Alloy's internal architecture is fairly unique when compared to most other PHP frameworks available. The most significant difference is that Alloy follows a Hierarchal MVC pattern that allows and even encourages multiple controllers to respond to a single request. Another big difference is that Alloy groups sets of controllers, models, and views together into a single self-contained folder called a module (i.e. "Blog").
Alloy was specifically designed to use multiple controller dispatches in a single request to form a single response. HMVC design solves the "widget problem" in a concise and elegant manner that does not require any additional control structures like "widget" or "component" classes to display nested content (either related or unrelated) within a single view.

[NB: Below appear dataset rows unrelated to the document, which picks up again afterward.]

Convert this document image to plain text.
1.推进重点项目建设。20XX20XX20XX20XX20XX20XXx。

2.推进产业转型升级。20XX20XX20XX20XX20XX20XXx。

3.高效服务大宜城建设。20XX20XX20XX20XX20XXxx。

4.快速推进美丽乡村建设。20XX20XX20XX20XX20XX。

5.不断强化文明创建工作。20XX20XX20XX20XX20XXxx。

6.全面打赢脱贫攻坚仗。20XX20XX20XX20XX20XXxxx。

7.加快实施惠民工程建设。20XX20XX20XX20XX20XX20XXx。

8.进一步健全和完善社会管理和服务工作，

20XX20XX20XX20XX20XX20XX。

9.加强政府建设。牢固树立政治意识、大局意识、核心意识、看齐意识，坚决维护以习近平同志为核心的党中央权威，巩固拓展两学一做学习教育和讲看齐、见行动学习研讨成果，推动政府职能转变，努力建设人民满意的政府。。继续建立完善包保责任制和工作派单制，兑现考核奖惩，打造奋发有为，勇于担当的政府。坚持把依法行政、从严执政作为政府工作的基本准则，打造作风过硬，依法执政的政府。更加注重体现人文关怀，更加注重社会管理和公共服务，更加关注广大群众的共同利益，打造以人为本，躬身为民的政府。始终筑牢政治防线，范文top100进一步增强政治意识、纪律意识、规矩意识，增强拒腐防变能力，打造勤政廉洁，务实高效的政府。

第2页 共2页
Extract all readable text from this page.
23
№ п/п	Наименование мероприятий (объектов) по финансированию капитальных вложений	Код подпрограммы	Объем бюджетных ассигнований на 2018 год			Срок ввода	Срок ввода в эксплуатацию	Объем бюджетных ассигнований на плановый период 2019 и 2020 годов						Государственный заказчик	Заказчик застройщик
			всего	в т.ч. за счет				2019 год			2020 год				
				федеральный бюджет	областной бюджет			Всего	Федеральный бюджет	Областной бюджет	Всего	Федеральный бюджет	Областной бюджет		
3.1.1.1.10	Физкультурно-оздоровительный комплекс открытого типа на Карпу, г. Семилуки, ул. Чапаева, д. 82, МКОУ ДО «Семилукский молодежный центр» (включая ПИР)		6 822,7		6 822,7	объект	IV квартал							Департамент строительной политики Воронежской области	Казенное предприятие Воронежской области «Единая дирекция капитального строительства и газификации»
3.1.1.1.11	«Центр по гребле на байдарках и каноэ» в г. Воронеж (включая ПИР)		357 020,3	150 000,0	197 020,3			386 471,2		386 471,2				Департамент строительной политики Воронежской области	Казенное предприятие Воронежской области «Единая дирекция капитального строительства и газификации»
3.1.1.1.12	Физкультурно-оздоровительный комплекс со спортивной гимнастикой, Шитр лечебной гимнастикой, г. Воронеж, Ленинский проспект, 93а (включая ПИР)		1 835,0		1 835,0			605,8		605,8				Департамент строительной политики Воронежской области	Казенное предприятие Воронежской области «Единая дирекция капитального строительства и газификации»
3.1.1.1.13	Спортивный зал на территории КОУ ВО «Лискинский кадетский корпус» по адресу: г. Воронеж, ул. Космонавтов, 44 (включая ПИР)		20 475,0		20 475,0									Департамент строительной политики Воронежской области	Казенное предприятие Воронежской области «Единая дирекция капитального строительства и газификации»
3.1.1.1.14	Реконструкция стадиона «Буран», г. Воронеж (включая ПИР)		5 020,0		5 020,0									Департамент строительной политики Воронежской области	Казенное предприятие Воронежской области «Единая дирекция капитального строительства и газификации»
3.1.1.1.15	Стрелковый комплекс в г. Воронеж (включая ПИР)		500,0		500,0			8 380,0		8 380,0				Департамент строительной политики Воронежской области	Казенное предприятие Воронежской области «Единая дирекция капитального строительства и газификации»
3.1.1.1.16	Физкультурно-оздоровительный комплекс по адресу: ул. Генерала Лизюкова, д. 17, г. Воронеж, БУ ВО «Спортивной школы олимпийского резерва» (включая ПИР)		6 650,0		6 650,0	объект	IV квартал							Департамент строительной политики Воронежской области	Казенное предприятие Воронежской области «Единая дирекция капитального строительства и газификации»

Instead of generic "controllers", "models", and "views" folders at the root level, Alloy organizes all related controllers, models, and views into a single self-contained folder called a module. This folder must contain at least a "Controller.php" file to handle web requests, and can contain any number of additional files, classes, or submodules as many levels deep as required to achieve the desired functionality.
Alloy has a unique central Kernel object that serves as the single and central access point to get almost anything else you need within the framework. The Kernel blends a few design patterns together to be more useful, and can generally be thought of as holding the context of your application - the current request, response, configuration, routes, etc. In terms or design patterns themselves, the Kernel is a blend of Service Locator, Registry, Configuration, Dispatcher, and Proxy.
Explicit over Implicit
As a general rule, Alloy favors explicitness over implicitness where it makes sense. That is, Alloy wants you to tell it what to do instead of making too many assumptions and automatically trying to do something you don't want it to. This is most evident in the module controllers - another area where Alloy significantly differs from most other PHP frameworks.